Темное начало: волнение Соляриса, медленное закипание напряжения. Рождение трагической музыки из духа противоречий. Дальняя труба, тихое соло, которое и соло-то назвать нельзя: марева больше, и оно шире, глубже. Выразительнее. Важно определить его цвет, но вряд ли это возможно. Вот мы говорим — “цвета морской волны”, но разве может быть морская вода окрашена в один цвет? Десятки оттенков и переходов, создающих мерцающие, рассеянные радуги угасаний.

Неожиданно традиционное звучание смычковых (сфокусированное, прописанное, широкое, густое), прореженных трубными звуками (потом они сольются, обрамленные барабанами и колючей проволокой альтов). По звучанию первая часть Десятой одной ногой — словно бы в XIX веке, словно это Бетховен, сыгранный на расстроенном рояле. Атмосферу создают скрипичные ряды скрипичных, неожиданно теплые по звучанию, идут на приступ, отступают, тают, замолкают, чтобы уступить место скрипичному соло. Порывы, которые очень быстро достигают пика и выдыхаются, поэтому мелодия снова и снова ломается, переключается на иной ритм, на иную высоту/широту.
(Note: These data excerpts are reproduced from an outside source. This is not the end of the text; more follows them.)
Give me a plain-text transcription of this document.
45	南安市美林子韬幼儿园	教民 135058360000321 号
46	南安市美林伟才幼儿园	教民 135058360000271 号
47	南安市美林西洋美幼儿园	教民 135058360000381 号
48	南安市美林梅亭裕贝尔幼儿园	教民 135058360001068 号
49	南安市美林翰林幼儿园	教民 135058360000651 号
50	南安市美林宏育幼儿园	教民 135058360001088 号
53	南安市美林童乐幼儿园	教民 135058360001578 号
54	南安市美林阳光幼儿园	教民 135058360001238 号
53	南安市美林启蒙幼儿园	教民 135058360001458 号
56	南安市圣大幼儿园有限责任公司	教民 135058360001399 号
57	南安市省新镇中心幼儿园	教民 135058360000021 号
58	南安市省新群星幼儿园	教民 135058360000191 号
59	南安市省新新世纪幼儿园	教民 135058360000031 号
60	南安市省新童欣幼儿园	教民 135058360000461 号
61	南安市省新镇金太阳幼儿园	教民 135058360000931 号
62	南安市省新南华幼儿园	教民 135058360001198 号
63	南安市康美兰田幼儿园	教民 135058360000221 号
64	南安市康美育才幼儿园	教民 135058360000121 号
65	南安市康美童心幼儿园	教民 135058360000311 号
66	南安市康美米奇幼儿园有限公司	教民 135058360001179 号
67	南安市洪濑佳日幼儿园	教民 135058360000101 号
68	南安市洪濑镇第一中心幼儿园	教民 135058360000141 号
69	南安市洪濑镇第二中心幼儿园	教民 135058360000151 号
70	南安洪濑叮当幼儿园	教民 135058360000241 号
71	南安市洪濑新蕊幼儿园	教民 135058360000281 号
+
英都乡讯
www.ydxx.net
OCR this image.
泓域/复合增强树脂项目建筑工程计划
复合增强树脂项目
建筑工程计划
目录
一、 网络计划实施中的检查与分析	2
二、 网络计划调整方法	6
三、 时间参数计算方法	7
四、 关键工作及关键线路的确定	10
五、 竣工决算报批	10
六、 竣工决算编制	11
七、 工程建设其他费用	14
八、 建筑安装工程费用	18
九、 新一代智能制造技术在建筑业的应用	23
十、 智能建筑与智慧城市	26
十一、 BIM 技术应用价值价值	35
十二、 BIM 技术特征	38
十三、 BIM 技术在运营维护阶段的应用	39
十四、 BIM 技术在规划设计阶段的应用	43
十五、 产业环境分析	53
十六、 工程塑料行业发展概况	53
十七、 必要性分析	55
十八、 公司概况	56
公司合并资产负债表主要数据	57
И в этих недрах зарождается какая-то скрипичная жизнь, похожая на танец на рассвете, плавный, грузный, степенный, этакая Ахматова, рассказывающая про бессонницу. Тема опирается на костыли духовых, в конечном счете выходящих на первый план. Тяжелая, неповоротливая глыба сдвинулась с места и поплыла, сверкая идеально белым цветом (ой ли белый), цепляясь за коряги и кусты. А там уже и — литавры, и все-все-все, в едином порыве — к звездам, кверху, хотя намокшая тяжесть тянет книзу, книзу, но льдина тем не менее плывет. Озирающиеся валторны, смычки, вставшие торчком, как уши испуганного зайца, отмеривают пройденное. Темная вода бурлит и пенится, вскипает на поворотах, отчего немеет сердце? Что нам нужно изменить?

Томительное ожидание развязки, которой нет и не может быть. Мы начинаем с полуслова, с полузвука, мы затихаем на рассвете, смежив глаза, музыка умолкает вместе с сознанием.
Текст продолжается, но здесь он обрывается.